Já tive oportunidade de escrever nesta coluna que em 1994 participei em Xangai, na China, de um ciclo de conferências a que estavam presentes Kissinger, McNamara, Helmut Schmidt, Takeo Fukuda (o grande estadista e primeiro ministro do Japão) e os maiores experts mundiais dos problemas que ameaçam o futuro da humanidade incluíram um item que fora colocado na agenda depois do aparecimento da Aids: as doenças desconhecidas.
O que me enche de orgulho, a mim que sei dosar a minha vaidade, é justamente a contribuição que dei à humanidade quando, no dia em que o Congresso de Vancouver anunciou o coquetel de medicamentos para deter a expansão da epidemia da Aids e fazer o controle da doença, apresentei um projeto, como presidente do Senado, estabelecendo que o Estado devia fornecer medicamento gratuito a todos os doentes. O ministro da Saúde de então foi contra, alegando falta de dinheiro. Fui ao FHC, então presidente, e fechei questão: ou ele sancionava a lei ou eu romperia com o governo, pois era um projeto humanitário e seria a grande esperança dos portadores do vírus HIV. Com meu prestígio consegui que o projeto passasse no Senado e na Câmara em uma semana. FHC atendeu-me e o sancionou.
Este programa foi um sucesso no Brasil e depois foi seguido pelo mundo inteiro. Hoje é o método recomendado pela OMS (Organização Mundial de Saúde das Nações Unidas) para controlar a doença. Assim, eu ajudei a humanidade e ao atual controle da Aids. O New York Times entrevistou-me na época e ressaltou a grande contribuição que dei. Perguntoume quem me inspirou a fazer essa providência. Eu respondi: Ninguém; foi ser
um intelectual e me preocupar com a primeira doença que associava o amor à morte e ameaçava a reprodução humana.

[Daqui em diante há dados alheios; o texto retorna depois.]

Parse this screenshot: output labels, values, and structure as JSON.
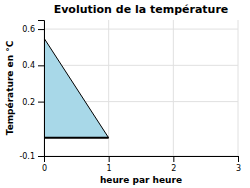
{
  "chart_data": {
    "type": "area",
    "title": "Evolution de la température",
    "xlabel": "heure par heure",
    "ylabel": "Température en °C",
    "x": [
      0,
      1
    ],
    "values": [
      0.55,
      0.0
    ],
    "color": "#a8d8e8",
    "xlim": [
      0,
      3
    ],
    "ylim": [
      -0.1,
      0.65
    ],
    "xticks": [
      0,
      1,
      2,
      3
    ],
    "yticks": [
      -0.1,
      0.2,
      0.4,
      0.6
    ],
    "grid": true
  }
}
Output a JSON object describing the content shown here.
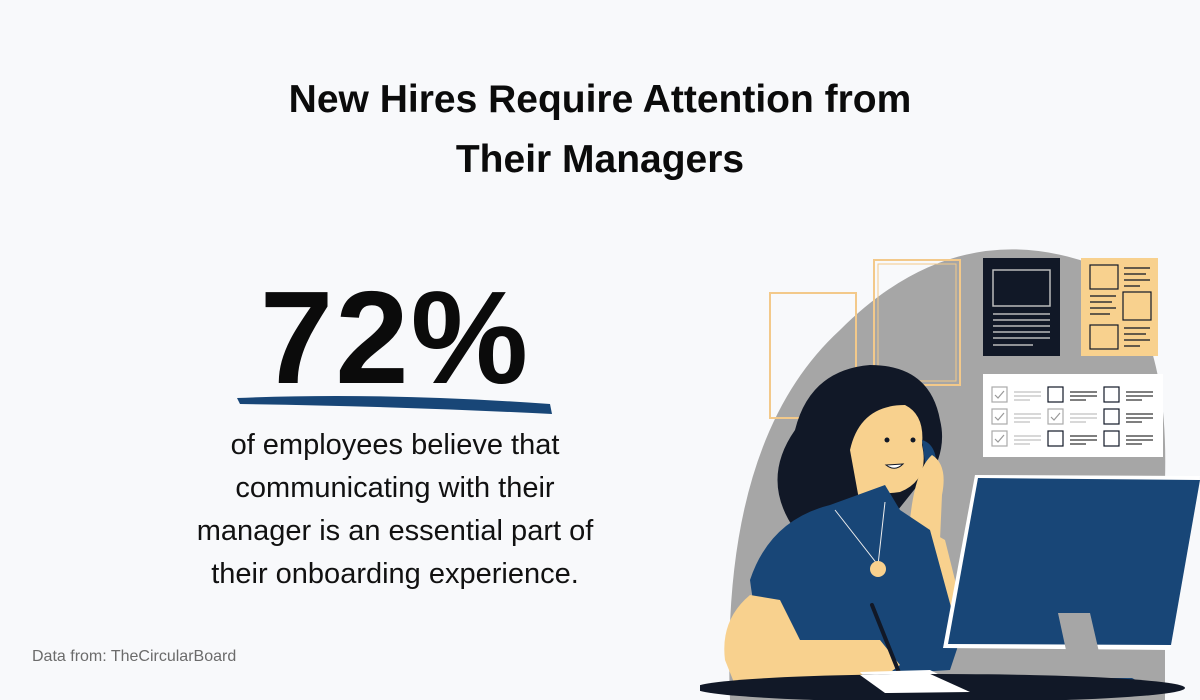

Agora, pelos mesmos motivos, estou profundamente preocupado com a epidemia de microcefalia e lembrei-me do Congresso de Xangai, que previa as doenças desconhecidas que afetariam o futuro da humanidade. Liguei para o mestre David Uip a maior autoridade em infectologia do Brasil , perguntandolhe sobre a microcefalia e o zika. Ele primeiro me disse que não há certeza da ligação do vírus com a doença. Há uma suposição científica ligada pela evidência da simultaneidade da presença do vírus e da doença. Que a única certeza cientificamente comprovada é que o mosquito aedes aegypti é o transmissor do zika vírus e que a única providência a tomar é combater esse mosquito. Ele é hoje o nosso maior inimigo.
O homem tem a consciência, a linguagem, graças ao crescimento do seu cérebro. Seja ou não comprovada a relação entre o zika vírus e a redução do tamanho do cérebro, isto representa uma situação equivalente ao regresso do gênero humano a estágios primitivos, além de outros efeitos correlatos como a síndrome de Guillain-Barré, doença autoimune que provoca inflamação do sistema nervoso e grande fraqueza muscular.
Mas os grandes dramas são o das crianças com microcefalia, que terão enormes dificuldades de viver e de se integrar ao mundo, e o das mães que vivem a expectativa do que acontecerá com seus filhos. A tragédia, repetida milhares de vezes, é pessoal e, por mais que façamos, o que fizermos será insignificante.
Então todos nós declaremos guerra ao mosquito, para que o vírus não se espalhe pela humanidade e diminua o desenvolvimento de pensar.
Estamos ameaçados de ver o ser humano desaparecer e a humanidade está preocupada com os muçulmanos, os terroristas e os fundamentalistas. O mosquito é que é o inimigo. Guerra total a ele, com garra e conscientização.